The study has real limitations that the authors acknowledge. Fifteen patients is a small cohort. The confidence intervals on some individual-patient parameters are wide, reflecting the inherent challenge of fitting complex models to noisy clinical data with sparse time points. The model's representation of HBsAg dynamics is intentionally simplified — a constant producing-cell pool — and a more detailed model incorporating covalently closed circular DNA (cccDNA, the nuclear template that drives HBsAg production) would be needed to predict long-term surface antigen kinetics.

The mechanism behind the time-dependent increase in efficacy in the second phase also remains incompletely resolved. Is it pharmacokinetic — the drug accumulating further in liver tissue over weeks? Is it immune-mediated — infected cells being killed by an immune response that takes time to activate? Is it related to an intracellular accumulation of defective viral particles? The model identifies the phenomenon and quantifies its magnitude but cannot yet distinguish between these explanations from viral kinetics data alone.

Future work should test this model prospectively — using the estimated parameters to predict treatment response in new patients before the trial ends, as a true validation exercise. The model also opens the door to optimizing dosing schedules: if the threshold below which HDV releases its suppression of HBV can be estimated for individual patients, it might be possible to titrate lonafarnib dosing to keep HDV just above that threshold while an HBV-targeting drug is added to the regimen.

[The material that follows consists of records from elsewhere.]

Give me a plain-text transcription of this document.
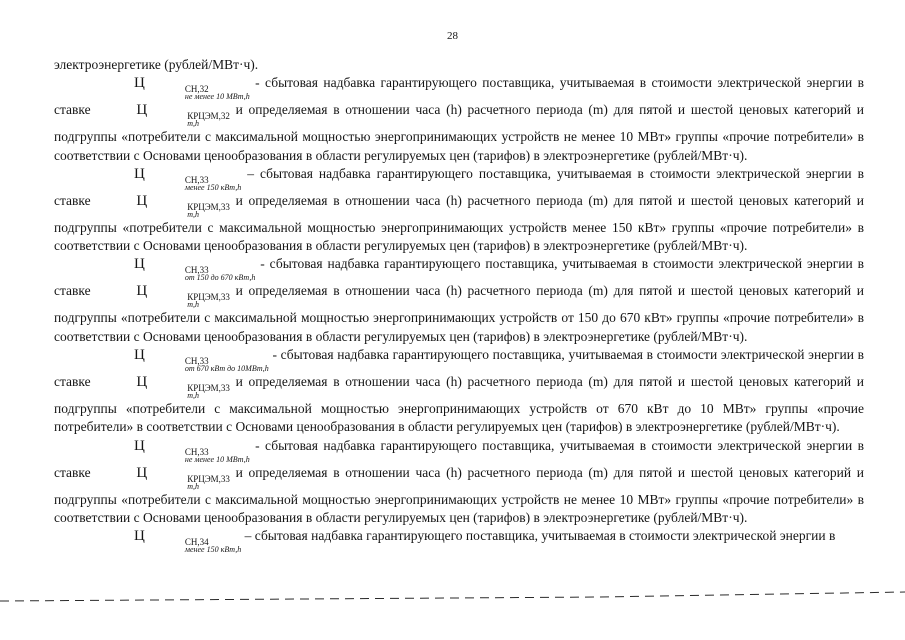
28

электроэнергетике (рублей/МВт·ч).

Ц	СН,32
не менее 10 МВт,h
- сбытовая надбавка гарантирующего поставщика, учитываемая в стоимости электрической энергии в ставке	Ц	КРЦЭМ,32
m,h
и определяемая в отношении часа (h) расчетного периода (m) для пятой и шестой ценовых категорий и подгруппы «потребители с максимальной мощностью энергопринимающих устройств не менее 10 МВт» группы «прочие потребители» в соответствии с Основами ценообразования в области регулируемых цен (тарифов) в электроэнергетике (рублей/МВт·ч).

Ц	СН,33
менее 150 кВт,h
– сбытовая надбавка гарантирующего поставщика, учитываемая в стоимости электрической энергии в ставке	Ц	КРЦЭМ,33
m,h
и определяемая в отношении часа (h) расчетного периода (m) для пятой и шестой ценовых категорий и подгруппы «потребители с максимальной мощностью энергопринимающих устройств менее 150 кВт» группы «прочие потребители» в соответствии с Основами ценообразования в области регулируемых цен (тарифов) в электроэнергетике (рублей/МВт·ч).

Ц	СН,33
от 150 до 670 кВт,h
- сбытовая надбавка гарантирующего поставщика, учитываемая в стоимости электрической энергии в ставке	Ц	КРЦЭМ,33
m,h
и определяемая в отношении часа (h) расчетного периода (m) для пятой и шестой ценовых категорий и подгруппы «потребители с максимальной мощностью энергопринимающих устройств от 150 до 670 кВт» группы «прочие потребители» в соответствии с Основами ценообразования в области регулируемых цен (тарифов) в электроэнергетике (рублей/МВт·ч).

Ц	СН,33
от 670 кВт до 10МВт,h
- сбытовая надбавка гарантирующего поставщика, учитываемая в стоимости электрической энергии в ставке	Ц	КРЦЭМ,33
m,h
и определяемая в отношении часа (h) расчетного периода (m) для пятой и шестой ценовых категорий и подгруппы «потребители с максимальной мощностью энергопринимающих устройств от 670 кВт до 10 МВт» группы «прочие потребители» в соответствии с Основами ценообразования в области регулируемых цен (тарифов) в электроэнергетике (рублей/МВт·ч).

Ц	СН,33
не менее 10 МВт,h
- сбытовая надбавка гарантирующего поставщика, учитываемая в стоимости электрической энергии в ставке	Ц	КРЦЭМ,33
m,h
и определяемая в отношении часа (h) расчетного периода (m) для пятой и шестой ценовых категорий и подгруппы «потребители с максимальной мощностью энергопринимающих устройств не менее 10 МВт» группы «прочие потребители» в соответствии с Основами ценообразования в области регулируемых цен (тарифов) в электроэнергетике (рублей/МВт·ч).

Ц	СН,34
менее 150 кВт,h
– сбытовая надбавка гарантирующего поставщика, учитываемая в стоимости электрической энергии в
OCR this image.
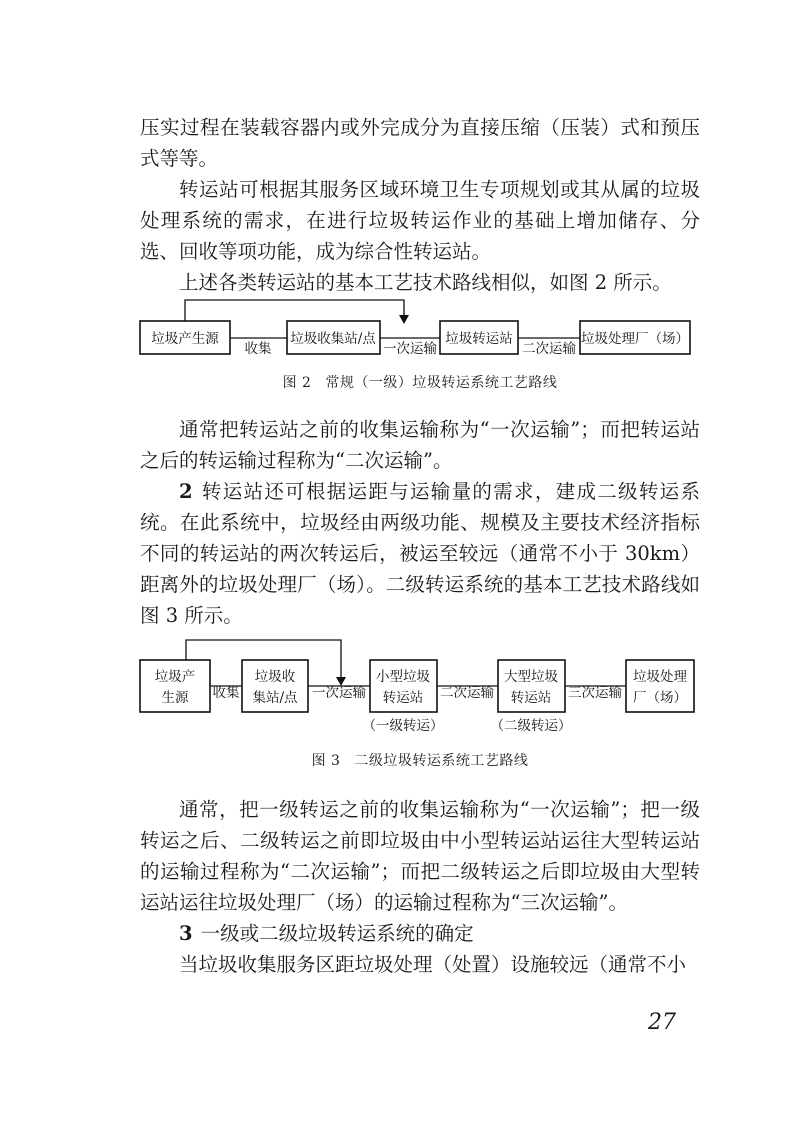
压实过程在装载容器内或外完成分为直接压缩（压装）式和预压式等等。

转运站可根据其服务区域环境卫生专项规划或其从属的垃圾处理系统的需求，在进行垃圾转运作业的基础上增加储存、分选、回收等项功能，成为综合性转运站。

上述各类转运站的基本工艺技术路线相似，如图 2 所示。

垃圾产生源
收集
垃圾收集站/点
一次运输
垃圾转运站
二次运输
垃圾处理厂（场）

图 2 常规（一级）垃圾转运系统工艺路线

通常把转运站之前的收集运输称为“一次运输”；而把转运站之后的转运输过程称为“二次运输”。

2 转运站还可根据运距与运输量的需求，建成二级转运系统。在此系统中，垃圾经由两级功能、规模及主要技术经济指标不同的转运站的两次转运后，被运至较远（通常不小于 30km）距离外的垃圾处理厂（场）。二级转运系统的基本工艺技术路线如图 3 所示。

垃圾产
生源 收集
垃圾收
集站/点 一次运输
小型垃圾
转运站 二次运输
大型垃圾
转运站 三次运输
垃圾处理
厂（场）
（一级转运）	（二级转运）

图 3 二级垃圾转运系统工艺路线

通常，把一级转运之前的收集运输称为“一次运输”；把一级转运之后、二级转运之前即垃圾由中小型转运站运往大型转运站的运输过程称为“二次运输”；而把二级转运之后即垃圾由大型转运站运往垃圾处理厂（场）的运输过程称为“三次运输”。

3 一级或二级垃圾转运系统的确定

当垃圾收集服务区距垃圾处理（处置）设施较远（通常不小

27
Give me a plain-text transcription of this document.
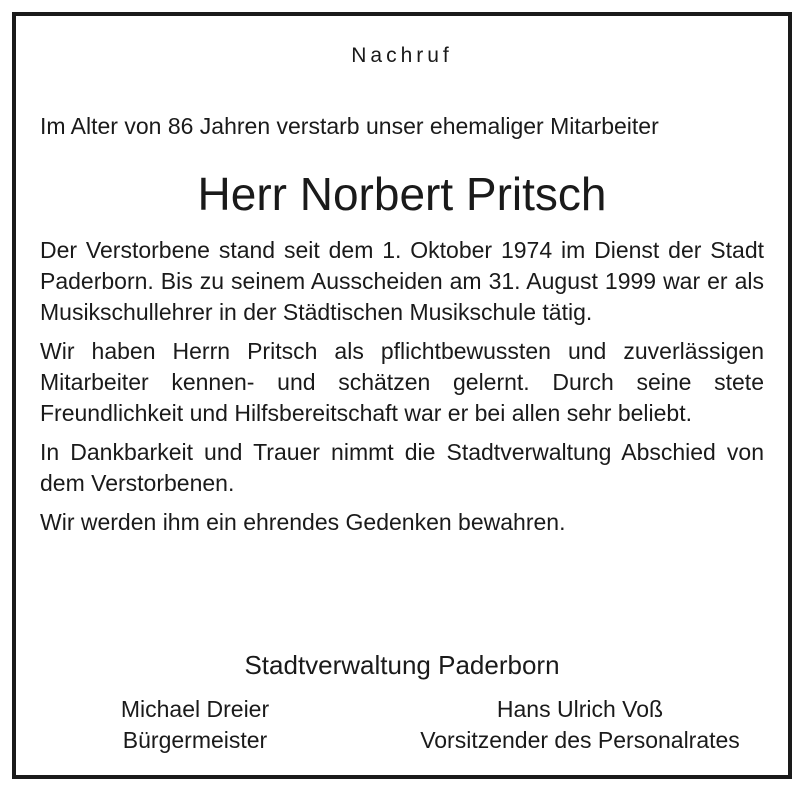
Nachruf
Im Alter von 86 Jahren verstarb unser ehemaliger Mitarbeiter
Herr Norbert Pritsch

Der Verstorbene stand seit dem 1. Oktober 1974 im Dienst der Stadt Paderborn. Bis zu seinem Ausscheiden am 31. August 1999 war er als Musikschullehrer in der Städtischen Musikschule tätig.

Wir haben Herrn Pritsch als pflichtbewussten und zuverlässigen Mitarbeiter kennen- und schätzen gelernt. Durch seine stete Freundlichkeit und Hilfsbereitschaft war er bei allen sehr beliebt.

In Dankbarkeit und Trauer nimmt die Stadtverwaltung Abschied von dem Verstorbenen.

Wir werden ihm ein ehrendes Gedenken bewahren.

Stadtverwaltung Paderborn
Michael Dreier
Bürgermeister
Hans Ulrich Voß
Vorsitzender des Personalrates
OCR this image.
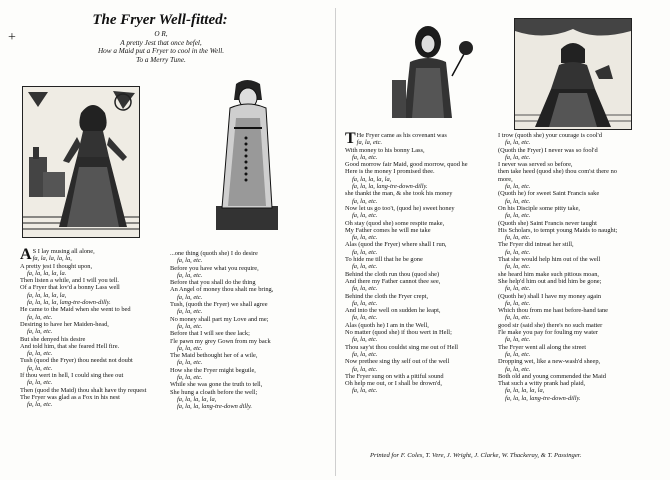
+
The Fryer Well-fitted:
O R,
A pretty Jest that once befel,
How a Maid put a Fryer to cool in the Well.
To a Merry Tune.
A S I lay musing all alone,
fa, la, la, la, la,
A pretty jest I thought upon,
fa, la, la, la, la.
Then listen a while, and I will you tell.
Of a Fryer that lov'd a bonny Lass well
fa, la, la, la, la,
fa, la, la, la, lang-tre-down-dilly.
He came to the Maid when she went to bed
fa, la, etc.
Desiring to have her Maiden-head,
fa, la, etc.
But she denyed his desire
And told him, that she feared Hell fire.
fa, la, etc.
Tush (quod the Fryer) thou needst not doubt
fa, la, etc.
If thou wert in hell, I could sing thee out
fa, la, etc.
Then (quod the Maid) thou shalt have thy request
The Fryer was glad as a Fox in his nest
fa, la, etc.
...one thing (quoth she) I do desire
fa, la, etc.
Before you have what you require,
fa, la, etc.
Before that you shall do the thing
An Angel of money thou shalt me bring,
fa, la, etc.
Tush, (quoth the Fryer) we shall agree
fa, la, etc.
No money shall part my Love and me;
fa, la, etc.
Before that I will see thee lack;
I'le pawn my grey Gown from my back
fa, la, etc.
The Maid bethought her of a wile,
fa, la, etc.
How she the Fryer might beguile,
fa, la, etc.
While she was gone the truth to tell,
She hung a cloath before the well;
fa, la, la, la, la,
fa, la, la, lang-tre-down dilly.
T He Fryer came as his covenant was
fa, la, etc.
With money to his bonny Lass,
fa, la, etc.
Good morrow fair Maid, good morrow, quod he
Here is the money I promised thee.
fa, la, la, la, la,
fa, la, la, lang-tre-down-dilly.
she thankt the man, & she took his money
fa, la, etc.
Now let us go too't, (quod he) sweet honey
fa, la, etc.
Oh stay (quod she) some respite make,
My Father comes he will me take
fa, la, etc.
Alas (quod the Fryer) where shall I run,
fa, la, etc.
To hide me till that he be gone
fa, la, etc.
Behind the cloth run thou (quod she)
And there my Father cannot thee see,
fa, la, etc.
Behind the cloth the Fryer crept,
fa, la, etc.
And into the well on sudden he leapt,
fa, la, etc.
Alas (quoth he) I am in the Well,
No matter (quod she) if thou wert in Hell;
fa, la, etc.
Thou say'st thou couldst sing me out of Hell
fa, la, etc.
Now prethee sing thy self out of the well
fa, la, etc.
The Fryer sung on with a pitiful sound
Oh help me out, or I shall be drown'd,
fa, la, etc.
I trow (quoth she) your courage is cool'd
fa, la, etc.
(Quoth the Fryer) I never was so fool'd
fa, la, etc.
I never was served so before,
then take heed (quod she) thou com'st there no
more,
fa, la, etc.
(Quoth he) for sweet Saint Francis sake
fa, la, etc.
On his Disciple some pitty take,
fa, la, etc.
(Quoth she) Saint Francis never taught
His Scholars, to tempt young Maids to naught;
fa, la, etc.
The Fryer did intreat her still,
fa, la, etc.
That she would help him out of the well
fa, la, etc.
she heard him make such pitious moan,
She help'd him out and bid him be gone;
fa, la, etc.
(Quoth he) shall I have my money again
fa, la, etc.
Which thou from me hast before-hand tane
fa, la, etc.
good sir (said she) there's no such matter
I'le make you pay for fouling my water
fa, la, etc.
The Fryer went all along the street
fa, la, etc.
Dropping wet, like a new-wash'd sheep,
fa, la, etc.
Both old and young commended the Maid
That such a witty prank had plaid,
fa, la, la, la, la,
fa, la, la, lang-tre-down-dilly.
Printed for F. Coles, T. Vere, J. Wright, J. Clarke, W. Thackeray, & T. Passinger.
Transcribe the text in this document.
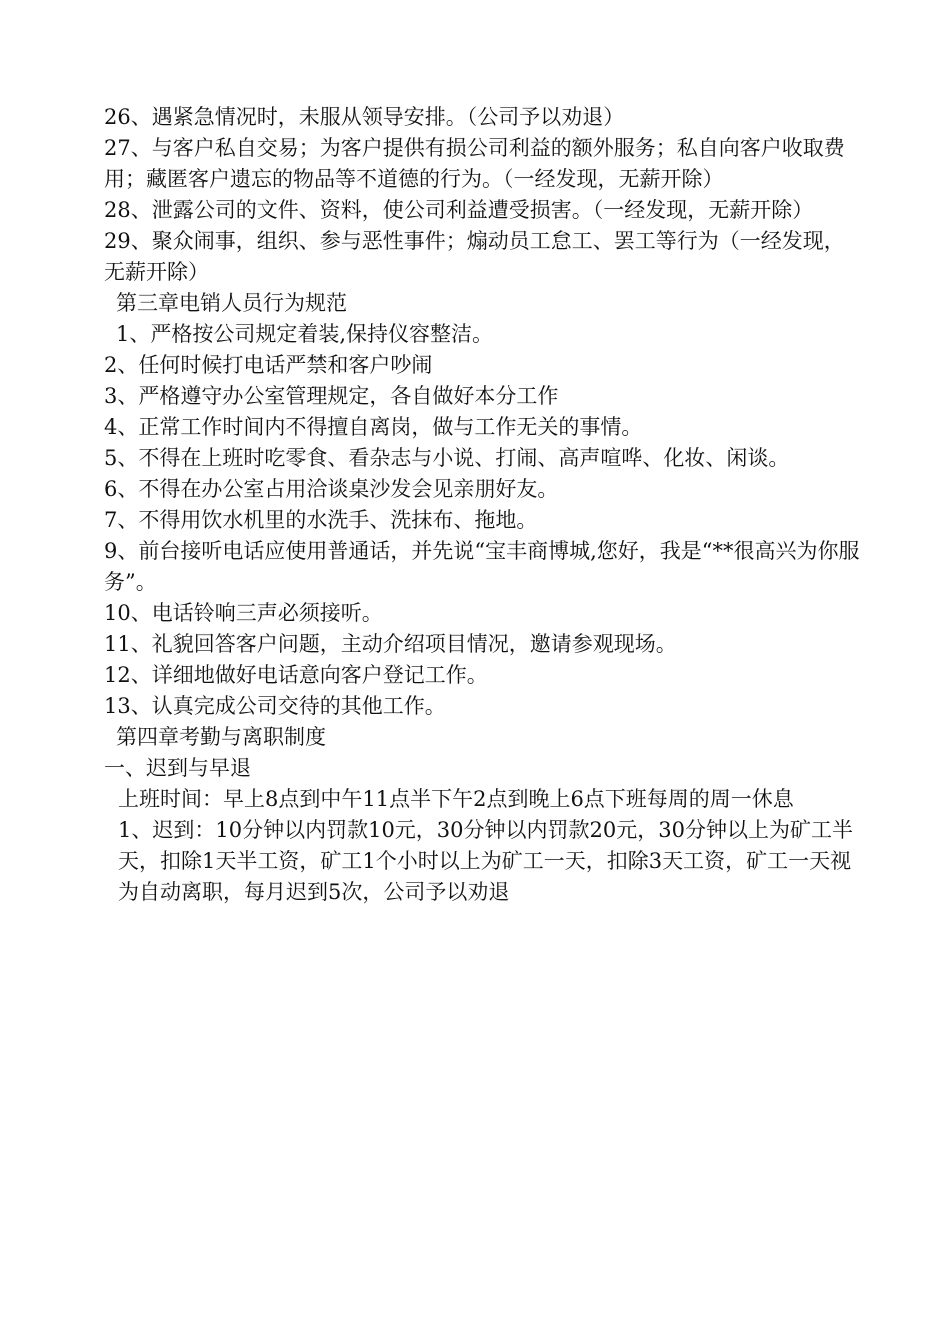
26、遇紧急情况时，未服从领导安排。（公司予以劝退）

27、与客户私自交易；为客户提供有损公司利益的额外服务；私自向客户收取费用；藏匿客户遗忘的物品等不道德的行为。（一经发现，无薪开除）

28、泄露公司的文件、资料，使公司利益遭受损害。（一经发现，无薪开除）

29、聚众闹事，组织、参与恶性事件；煽动员工怠工、罢工等行为（一经发现，无薪开除）

第三章电销人员行为规范

1、严格按公司规定着装,保持仪容整洁。

2、任何时候打电话严禁和客户吵闹

3、严格遵守办公室管理规定，各自做好本分工作

4、正常工作时间内不得擅自离岗，做与工作无关的事情。

5、不得在上班时吃零食、看杂志与小说、打闹、高声喧哗、化妆、闲谈。

6、不得在办公室占用洽谈桌沙发会见亲朋好友。

7、不得用饮水机里的水洗手、洗抹布、拖地。

9、前台接听电话应使用普通话，并先说“宝丰商博城,您好，我是“**很高兴为你服务”。

10、电话铃响三声必须接听。

11、礼貌回答客户问题，主动介绍项目情况，邀请参观现场。

12、详细地做好电话意向客户登记工作。

13、认真完成公司交待的其他工作。

第四章考勤与离职制度

一、迟到与早退

上班时间：早上8点到中午11点半下午2点到晚上6点下班每周的周一休息

1、迟到：10分钟以内罚款10元，30分钟以内罚款20元，30分钟以上为矿工半天，扣除1天半工资，矿工1个小时以上为矿工一天，扣除3天工资，矿工一天视为自动离职，每月迟到5次，公司予以劝退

The broader ambition, implied but not fully stated in the paper, is a quantitative framework for combination cure strategies. HDV/HBV co-infection remains one of the most treatment-resistant forms of chronic viral hepatitis, and the path to functional cure — defined as sustained loss of HBsAg — will almost certainly require attacking both viruses simultaneously through complementary mechanisms. The model built by Mhlanga et al. is a step toward being able to simulate that process before running expensive and lengthy clinical trials.

For the 12 million people living with this dual infection, that ambition is not abstract. The mathematical curves in this paper represent trajectories of real liver cells, real viral particles, and real patients whose treatment choices will shape whether they develop cirrhosis in the next decade. Understanding the underlying dynamics — not just whether a drug works but how fast, how completely, and with what unintended consequences for the other virus — is exactly the kind of precision that distinguishes a treatment that buys time from one that achieves a cure.